We could complain about the lack of diversity in our economy and an over-reliance on tourism, but we'd have to direct those complaints at every government for the past 25 years or so.
Toplis also notes that New Zealand's economy is broadly more reliant on exports than Australia.
In New Zealand, exports account for around 30 per cent of GDP. In Australia, the weighting is around 22 per cent.
"So, by definition, all other things being equal, New Zealand is more leveraged to global growth than is Australia."
It's true that our lockdown was initially tougher than Australia's.
That may have cost us in the short term, although it also ensures we can now make choices which should speed up our recovery.
Regardless, that safety-first approach has been embraced by the New Zealand public, who rewarded the Government with record approval ratings in the polls.
Certainly early attempts to critique the lockdown didn't work out well for former National leader Simon Bridges.
In politics, as in comedy, timing is everything.
Bridges may just have played his hand too early.
As focus shifts from the health crisis to the economic crisis and job losses mount, debate about the timing of the move to alert level 1, and the speed with which a transtasman bubble can open, will hit harder.
And these issues will all make a difference.
They might be marginal in the big macro-economic forecasts but they loom large in people's lives.
At a macro-economic level we already have a pretty good idea of what is in store over the next few months.
A range of forecasts are expecting unemployment to peak this year at between 8 per cent and 10 per cent.
But the reality of the job losses we're seeing played out in daily headlines will resonate far more emotionally than economist forecasts.
It is worth remembering that there are no forecast scenarios that actually look good - just degrees of bad.
Does a successful recovery equate to more optimistic unemployment forecasts by the NZIER (at 8.1 per cent) – and Treasury (8.3 per cent)?
That's still a near doubling of unemployment from 4 per cent at the start of the year.
That's an extra 110,000 or more people who have lost their jobs.
And another 1 or 2 per cent above that won't seem marginal to the 20,000 to 50,000 extra unemployed people it will represent.
When you put it in human terms, the finer details of what the Government does to mitigate the economic pain from here will be crucial.

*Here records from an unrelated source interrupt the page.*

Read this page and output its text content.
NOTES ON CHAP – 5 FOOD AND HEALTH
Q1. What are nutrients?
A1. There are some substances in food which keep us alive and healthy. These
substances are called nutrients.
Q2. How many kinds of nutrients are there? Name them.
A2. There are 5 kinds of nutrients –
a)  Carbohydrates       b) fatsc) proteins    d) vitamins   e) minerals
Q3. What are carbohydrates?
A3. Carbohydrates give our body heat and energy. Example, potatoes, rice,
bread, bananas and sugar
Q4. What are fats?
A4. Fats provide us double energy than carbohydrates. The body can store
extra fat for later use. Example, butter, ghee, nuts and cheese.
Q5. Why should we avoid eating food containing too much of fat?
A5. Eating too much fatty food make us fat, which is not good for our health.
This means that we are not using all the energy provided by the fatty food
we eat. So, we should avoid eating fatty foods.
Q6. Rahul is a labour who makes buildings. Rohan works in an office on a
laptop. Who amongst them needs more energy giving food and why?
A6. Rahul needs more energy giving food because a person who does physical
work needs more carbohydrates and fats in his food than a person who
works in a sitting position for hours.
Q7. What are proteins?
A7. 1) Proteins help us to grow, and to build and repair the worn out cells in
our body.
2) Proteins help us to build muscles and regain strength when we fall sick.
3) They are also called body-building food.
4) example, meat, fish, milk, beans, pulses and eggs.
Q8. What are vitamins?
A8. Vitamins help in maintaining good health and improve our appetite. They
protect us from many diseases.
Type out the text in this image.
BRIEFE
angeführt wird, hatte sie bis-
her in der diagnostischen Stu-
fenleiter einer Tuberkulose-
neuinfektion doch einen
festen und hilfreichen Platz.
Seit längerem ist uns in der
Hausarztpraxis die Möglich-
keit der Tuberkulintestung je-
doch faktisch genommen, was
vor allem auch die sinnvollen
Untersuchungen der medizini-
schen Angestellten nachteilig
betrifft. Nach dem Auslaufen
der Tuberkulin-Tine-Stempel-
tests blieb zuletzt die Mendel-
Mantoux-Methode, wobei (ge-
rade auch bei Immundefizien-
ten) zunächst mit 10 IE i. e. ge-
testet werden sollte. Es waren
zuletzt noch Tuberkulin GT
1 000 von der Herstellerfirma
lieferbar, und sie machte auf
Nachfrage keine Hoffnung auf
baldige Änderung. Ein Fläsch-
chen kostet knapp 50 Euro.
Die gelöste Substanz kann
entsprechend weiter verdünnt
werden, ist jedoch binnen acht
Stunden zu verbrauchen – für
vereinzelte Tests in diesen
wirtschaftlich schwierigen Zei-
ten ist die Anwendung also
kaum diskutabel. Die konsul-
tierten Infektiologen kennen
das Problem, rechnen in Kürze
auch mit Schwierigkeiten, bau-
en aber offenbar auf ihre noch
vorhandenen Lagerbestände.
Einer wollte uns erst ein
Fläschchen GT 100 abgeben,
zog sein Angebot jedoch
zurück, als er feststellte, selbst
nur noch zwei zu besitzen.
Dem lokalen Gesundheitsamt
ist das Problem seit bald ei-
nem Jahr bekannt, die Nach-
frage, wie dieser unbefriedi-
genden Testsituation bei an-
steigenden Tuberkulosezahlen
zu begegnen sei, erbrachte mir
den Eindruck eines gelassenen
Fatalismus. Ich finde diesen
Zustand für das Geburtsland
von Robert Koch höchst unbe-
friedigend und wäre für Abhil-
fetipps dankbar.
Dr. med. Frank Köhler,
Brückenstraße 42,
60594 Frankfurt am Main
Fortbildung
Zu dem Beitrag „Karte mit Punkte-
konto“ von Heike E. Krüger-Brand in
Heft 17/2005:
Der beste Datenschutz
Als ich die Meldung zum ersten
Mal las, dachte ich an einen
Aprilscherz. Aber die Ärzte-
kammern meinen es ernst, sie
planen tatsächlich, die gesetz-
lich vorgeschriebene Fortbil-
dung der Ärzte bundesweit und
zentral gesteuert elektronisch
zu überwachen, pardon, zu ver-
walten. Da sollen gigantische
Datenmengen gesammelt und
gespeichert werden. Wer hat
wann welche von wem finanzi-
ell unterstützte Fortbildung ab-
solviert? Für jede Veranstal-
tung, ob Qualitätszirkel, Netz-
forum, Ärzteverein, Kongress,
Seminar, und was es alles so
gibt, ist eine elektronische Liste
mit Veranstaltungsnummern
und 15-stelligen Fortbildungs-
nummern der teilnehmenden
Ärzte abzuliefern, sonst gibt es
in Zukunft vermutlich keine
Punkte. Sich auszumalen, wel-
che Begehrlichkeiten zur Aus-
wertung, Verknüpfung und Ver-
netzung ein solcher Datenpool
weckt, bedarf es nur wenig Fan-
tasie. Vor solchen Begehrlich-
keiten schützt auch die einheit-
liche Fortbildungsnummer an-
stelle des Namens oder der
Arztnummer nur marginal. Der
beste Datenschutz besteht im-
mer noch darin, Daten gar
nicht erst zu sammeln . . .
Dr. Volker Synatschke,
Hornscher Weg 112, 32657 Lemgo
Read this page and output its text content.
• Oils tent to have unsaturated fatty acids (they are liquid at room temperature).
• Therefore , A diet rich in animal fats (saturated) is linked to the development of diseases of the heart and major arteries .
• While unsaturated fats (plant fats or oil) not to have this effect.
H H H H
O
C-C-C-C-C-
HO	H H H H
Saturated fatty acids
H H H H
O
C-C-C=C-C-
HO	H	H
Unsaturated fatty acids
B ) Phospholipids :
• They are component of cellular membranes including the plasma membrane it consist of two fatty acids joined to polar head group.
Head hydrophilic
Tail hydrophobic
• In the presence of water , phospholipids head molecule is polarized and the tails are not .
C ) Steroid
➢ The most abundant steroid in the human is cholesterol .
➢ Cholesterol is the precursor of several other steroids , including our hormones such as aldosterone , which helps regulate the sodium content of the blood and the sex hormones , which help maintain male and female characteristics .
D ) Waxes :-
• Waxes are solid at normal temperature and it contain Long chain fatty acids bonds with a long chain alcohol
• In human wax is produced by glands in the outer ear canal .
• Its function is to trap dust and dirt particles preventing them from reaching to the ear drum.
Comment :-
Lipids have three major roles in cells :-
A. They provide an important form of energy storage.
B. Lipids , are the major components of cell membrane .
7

So we should expect to see more political pressure going on in coming days and weeks.
It already seems unlikely that the Prime Minister can hold the line on staying at level 2 until June 22.
With the success of the virus-elimination campaign continuing to surpass expectations, calls are mounting to open the borders - not just from business groups but from sometime political allies like Auckland Mayor Phil Goff and Deputy Prime Minister Winston Peters.
Who knows, perhaps the Opposition will also get organised enough this week to add some weight to the debate.
If daily case numbers continue to track at zero it would not be surprising to see a quicker move signalled after the June 8 Cabinet meeting.
Progress on the transtasman bubble is also likely to be accelerated in the weeks ahead.
The Government has proved adept, right through this crisis, at shifting policy as either the facts change or public opinion swings - or both.
New Zealand still has a good shot at surprising on the upside of recovery forecasts.
But we shouldn't be looking across the Tasman as if this is some sort of sporting rivalry.
In fact, the better Australia's economy performs, the better things are likely to go for New Zealand.
The country is still our second biggest export market and our largest two-way trading partner.
We should hope it does recover faster than us and in doing so gives us an extra lift.
Meanwhile, New Zealand should play its own game and focus on the best choices for our own small but unique part of the world.